Predigt zur Ausstellungseröffnung Walter Green

Matthäus 5,13-16


(13) Ihr seid das Salz der Erde. Wenn nun das Salz nicht mehr salzt, womit soll man salzen? Es ist zu nichts mehr nütze, als daß man es wegschüttet und läßt es von den Leuten zertreten.
(14) Ihr seid das Licht der Welt. Es kann die Stadt, die auf einem Berge liegt, nicht verborgen sein. (15) Man zündet auch nicht ein Licht an und setzt es unter einen Scheffel, sondern auf einen Leuchter; so leuchtet es allen, die im Hause sind. (16) So lasst euer Licht leuchten vor den Leuten, damit sie eure guten Werke sehen und euren Vater im Himmel preisen.

 

 

I. Liebe Gemeinde,

Ich bin aus jenem Holze geschnitzt,

in das man ein Herz und zwei Namen ritzt.

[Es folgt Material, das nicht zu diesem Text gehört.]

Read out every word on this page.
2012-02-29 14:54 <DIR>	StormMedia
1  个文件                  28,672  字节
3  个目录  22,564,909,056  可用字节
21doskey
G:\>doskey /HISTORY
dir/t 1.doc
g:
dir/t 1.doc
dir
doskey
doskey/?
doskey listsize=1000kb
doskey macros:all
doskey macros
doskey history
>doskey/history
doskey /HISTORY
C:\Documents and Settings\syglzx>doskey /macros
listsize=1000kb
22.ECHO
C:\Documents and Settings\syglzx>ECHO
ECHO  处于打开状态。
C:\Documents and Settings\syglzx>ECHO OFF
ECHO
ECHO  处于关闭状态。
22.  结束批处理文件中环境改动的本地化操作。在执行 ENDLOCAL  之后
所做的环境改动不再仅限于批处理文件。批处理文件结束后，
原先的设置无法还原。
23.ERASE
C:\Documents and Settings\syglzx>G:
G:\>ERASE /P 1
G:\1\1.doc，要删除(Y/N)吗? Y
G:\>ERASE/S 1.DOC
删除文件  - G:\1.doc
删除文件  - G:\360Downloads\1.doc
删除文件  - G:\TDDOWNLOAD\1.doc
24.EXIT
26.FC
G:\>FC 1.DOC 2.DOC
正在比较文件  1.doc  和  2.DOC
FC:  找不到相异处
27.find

Vielleicht kennen Sie dieses Lied von Reinhard Mey?

Nicht nobel genug für Schachfiguren

und viel zu knorrig für Kuckucksuhren,

zu störrisch, als daß man Holz auf mir hackt,

grade recht für ein Männchen, das Nüsse knackt.

Und dann singt Reinhard Mey einen Vers, der mir in den Sinn kam, als ich diesen Gottesdienst zur Ausstellungseröffnung vorbereitet habe: 

Ich bin aus jenem Holze gebaut,
aus dem man wohl keine Madonnen haut.

Ich bin aus jenem Holze gebaut,
aus dem man wohl keine Madonnen haut.

Wie sollte es eigentlich sein: ein Holz, aus dem man Madonnen haut, und andere Heilige, gar einen Christus.

 

II. So ein Holz, das könnte ein alter Balken sein, würde Walter Green wohl antworten. Ein Eichenbalken aus einem Abbruchhaus etwa. Vielleicht sieht man noch Zapfenlöcher, dort, an den Stellen, an denen er mit anderen Stützen verbunden war. Das wäre so ein Stück Holz, aus dem Walter Green eine Madonna hauen könnte.

 

Oder: Es könnten Bahnschwellen sein. Oder Pfähle, einst in den Hafengrund gerammt, übersät mit Löchern, die Schiffbohrwürmer gegraben haben. Auch das könnte für Walter Green ein gutes Holz sein, um eine Madonna zu hauen. Denn ob es alt ist, ein Holz, wurmstichig, gebrochen, das spielt für ihn keine Rolle: Entscheidend ist sein Kern. Und der kann madonnengleich sein, ganz egal, wie das Holz von außen aussieht.

 

III. Heilige, biblische und andere Figuren: Wie Walter Green seine Skulpturen schafft, hat er einmal anhand eines alten Balkens erklärt. „Eine kleine Eichel wandelte sich zu einem gewaltigen Eichbaum, aus dem wurde ein Haus gebaut. Nach Jahrhunderten des häuslichen Dienens sind die Balken irgendwann aus ihrer Funktion befreit.“ Unnütz nun also? Nicht, wenn so ein Balken – ich möchte sagen: das Glück hat - zu Walter Green zu kommen: Dann gehen Vergehen und Werden ineinander über.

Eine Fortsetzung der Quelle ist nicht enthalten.